Combining Anti-PD-L1 Immune Checkpoint Inhibitor Durvalumab With TLR-3 Agonist Rintatolimod in Patients With Metastatic Pancreatic Ductal Adenocarcinoma for Therapy Efficacy
Pancreatic ductal adenocarcinoma (PDAC) is estimated to become the second leading cause of cancer-related death by 2030. Effective management of PDAC is challenged by a combination of late diagnosis, lack of effective screening methods and high risk of early metastasis. Although systemic chemotherapy improves survival, 5-year survival is only 6%. Chemotherapy efficacy is attenuated by innate and acquired drug resistance of tumor cells, a strong desmoplastic reaction that limits local accessibility of drugs and a cold tumor microenvironment (TME) with high infiltrating levels of immunosuppressive cells. In PDAC, increased T cell exhaustion defined by increased PD-1/PD-L1 activity in both peripheral blood and tumor microenvironment, is associated with poor prognosis. Hence the rationale for targeting the PD-1/PD-L1 axis with the aim to release the brake and exert an anti-tumor response. In PDAC successful results with Immune Checkpoint Inhibition (ICI) monotherapy are limited and combination therapy with other agents is encouraged; specifically agents that induce dendritic cell priming. We hypothesize that combination therapy of ICI therapy with a toll like receptor 3 (TLR-3) agonist is a potential effective strategy. TLR-3 agonists are hypothesized to increase dendritic cell maturation and cross-priming naïve cytotoxic CD8 T cells while eliminating regulatory T-cell attraction, thereby acting as an immune-boosting agent. We propose that rintatolimod/durvalumab-combination therapy is feasible and may induce synergistic anti-tumor immune responses in PDAC.

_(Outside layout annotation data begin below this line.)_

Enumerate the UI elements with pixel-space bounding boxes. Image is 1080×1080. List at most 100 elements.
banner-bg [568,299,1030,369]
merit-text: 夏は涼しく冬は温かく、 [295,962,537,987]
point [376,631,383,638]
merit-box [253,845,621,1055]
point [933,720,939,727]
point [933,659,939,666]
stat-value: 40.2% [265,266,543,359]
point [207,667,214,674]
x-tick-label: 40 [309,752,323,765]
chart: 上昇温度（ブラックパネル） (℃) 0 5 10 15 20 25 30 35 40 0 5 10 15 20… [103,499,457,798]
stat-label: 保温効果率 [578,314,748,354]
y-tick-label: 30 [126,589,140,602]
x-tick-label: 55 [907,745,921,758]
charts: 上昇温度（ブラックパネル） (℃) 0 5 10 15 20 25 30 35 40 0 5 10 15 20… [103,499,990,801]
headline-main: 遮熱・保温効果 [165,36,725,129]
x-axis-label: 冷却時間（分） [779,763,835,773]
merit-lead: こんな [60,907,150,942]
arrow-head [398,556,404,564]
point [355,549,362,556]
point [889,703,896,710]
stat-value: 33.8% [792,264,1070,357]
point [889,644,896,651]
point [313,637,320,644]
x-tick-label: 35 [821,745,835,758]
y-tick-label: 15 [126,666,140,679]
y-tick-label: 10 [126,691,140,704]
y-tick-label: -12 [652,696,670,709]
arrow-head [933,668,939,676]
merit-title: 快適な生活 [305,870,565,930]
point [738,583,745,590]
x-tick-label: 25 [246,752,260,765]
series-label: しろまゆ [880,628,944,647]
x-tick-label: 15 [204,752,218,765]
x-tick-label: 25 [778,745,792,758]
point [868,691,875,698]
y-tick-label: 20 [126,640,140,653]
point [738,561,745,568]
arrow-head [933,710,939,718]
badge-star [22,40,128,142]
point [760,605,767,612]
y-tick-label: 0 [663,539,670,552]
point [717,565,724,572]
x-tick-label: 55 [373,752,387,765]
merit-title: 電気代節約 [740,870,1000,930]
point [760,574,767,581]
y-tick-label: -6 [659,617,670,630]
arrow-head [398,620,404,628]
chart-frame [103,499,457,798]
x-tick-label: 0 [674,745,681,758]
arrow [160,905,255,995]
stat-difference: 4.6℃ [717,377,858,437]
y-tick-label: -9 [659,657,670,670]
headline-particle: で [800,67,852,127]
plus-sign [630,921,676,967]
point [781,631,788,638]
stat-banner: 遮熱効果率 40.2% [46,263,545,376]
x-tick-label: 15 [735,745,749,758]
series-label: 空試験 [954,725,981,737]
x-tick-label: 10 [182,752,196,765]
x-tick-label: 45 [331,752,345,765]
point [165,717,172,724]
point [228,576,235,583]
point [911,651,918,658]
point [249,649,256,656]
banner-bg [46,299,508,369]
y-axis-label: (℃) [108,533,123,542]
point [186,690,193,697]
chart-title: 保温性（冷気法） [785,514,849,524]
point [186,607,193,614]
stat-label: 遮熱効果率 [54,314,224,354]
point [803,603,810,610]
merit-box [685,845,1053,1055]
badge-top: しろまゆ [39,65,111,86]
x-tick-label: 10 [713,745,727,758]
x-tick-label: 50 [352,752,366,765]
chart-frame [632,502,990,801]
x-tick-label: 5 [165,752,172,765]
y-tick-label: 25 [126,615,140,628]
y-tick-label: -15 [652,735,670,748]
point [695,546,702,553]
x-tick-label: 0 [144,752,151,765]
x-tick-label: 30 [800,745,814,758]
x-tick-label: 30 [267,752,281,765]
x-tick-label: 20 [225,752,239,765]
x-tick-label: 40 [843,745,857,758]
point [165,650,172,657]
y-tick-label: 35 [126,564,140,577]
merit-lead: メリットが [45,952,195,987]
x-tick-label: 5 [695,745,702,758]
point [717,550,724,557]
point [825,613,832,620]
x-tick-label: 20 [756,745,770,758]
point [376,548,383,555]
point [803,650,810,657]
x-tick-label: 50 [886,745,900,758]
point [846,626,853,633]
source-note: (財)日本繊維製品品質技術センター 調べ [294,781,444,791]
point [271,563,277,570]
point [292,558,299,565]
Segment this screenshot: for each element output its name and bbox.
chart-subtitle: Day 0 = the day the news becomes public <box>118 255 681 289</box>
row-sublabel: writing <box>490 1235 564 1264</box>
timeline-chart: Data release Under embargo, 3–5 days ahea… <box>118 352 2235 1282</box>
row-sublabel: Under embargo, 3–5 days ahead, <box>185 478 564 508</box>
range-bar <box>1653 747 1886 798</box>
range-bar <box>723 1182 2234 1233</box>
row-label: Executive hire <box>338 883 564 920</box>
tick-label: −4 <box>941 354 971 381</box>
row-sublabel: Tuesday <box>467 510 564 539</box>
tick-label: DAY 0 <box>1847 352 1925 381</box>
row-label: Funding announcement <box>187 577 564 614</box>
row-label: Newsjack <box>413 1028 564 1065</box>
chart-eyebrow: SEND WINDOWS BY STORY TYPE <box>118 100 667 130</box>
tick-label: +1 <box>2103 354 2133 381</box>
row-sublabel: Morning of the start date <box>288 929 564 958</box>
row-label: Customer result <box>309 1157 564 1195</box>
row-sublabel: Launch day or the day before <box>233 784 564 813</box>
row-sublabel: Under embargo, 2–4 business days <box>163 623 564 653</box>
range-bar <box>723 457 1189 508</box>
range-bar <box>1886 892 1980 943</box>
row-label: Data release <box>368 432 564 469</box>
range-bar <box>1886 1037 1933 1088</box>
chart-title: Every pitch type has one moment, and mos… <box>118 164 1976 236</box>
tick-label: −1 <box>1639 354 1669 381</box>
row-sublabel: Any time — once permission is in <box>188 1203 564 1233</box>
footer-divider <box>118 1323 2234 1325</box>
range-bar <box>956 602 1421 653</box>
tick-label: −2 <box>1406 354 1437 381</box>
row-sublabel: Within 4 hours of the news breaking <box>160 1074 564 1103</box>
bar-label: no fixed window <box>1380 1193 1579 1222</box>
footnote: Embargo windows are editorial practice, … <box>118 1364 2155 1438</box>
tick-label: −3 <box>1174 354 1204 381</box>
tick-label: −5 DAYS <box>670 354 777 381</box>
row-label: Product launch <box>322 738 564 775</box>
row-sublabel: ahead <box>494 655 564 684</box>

• Histologically or cytologically (Bethesda 5 or 6) confirmed metastatic pancreatic cancer, as indicated by a definite cytology/histology report.
• Stable disease according to RECIST criteria version 1.1 after at least 8 cycles of chemotherapy (FOLFIRINOX).
• Inclusion ≤ 6 weeks after stopping FOLFIRINOX.
• An accessible metastatic lesion for histological tissue collection.
• SIII\<900 (Systemic Immune-Inflammation Index = ((absolute neutrophil count \* platelet count) / absolute lymphocyte count)).
• CA 19.9 \<1000kU/L.
• Age ≥ 18 years at time of study entry.
• Body weight \>30 kg.
• WHO performance status of 0-1.
• Adequate renal function (eGFR \> 40 ml/min).
• Adequate liver tests (bilirubin ≤ 1.5 times normal; ALAT/ASAT ≤ 5 times normal).
• Adequate bone marrow function (WBC \> 3.0 x 109/L, platelets \> 75 x 109/L, absolute neutrophil count (ANC) ≥1.0 × 109 /L and hemoglobin \> 5.6 mmol/L.
• Effective contraceptive methods.
• Patient must have a life expectancy of at least 12 weeks.
• Patient is willing and able to comply with the protocol for the duration of the study including undergoing treatment and scheduled visits and examinations including follow up.
• Capable of giving signed informed consent which includes compliance with the requirements and restrictions listed in the informed consent form (ICF) and in this protocol. Written informed consent and any locally required authorization (e.g., European Union Data Privacy Directive) obtained from the patient/legal representative prior to performing any protocol-related procedures, including screening evaluations.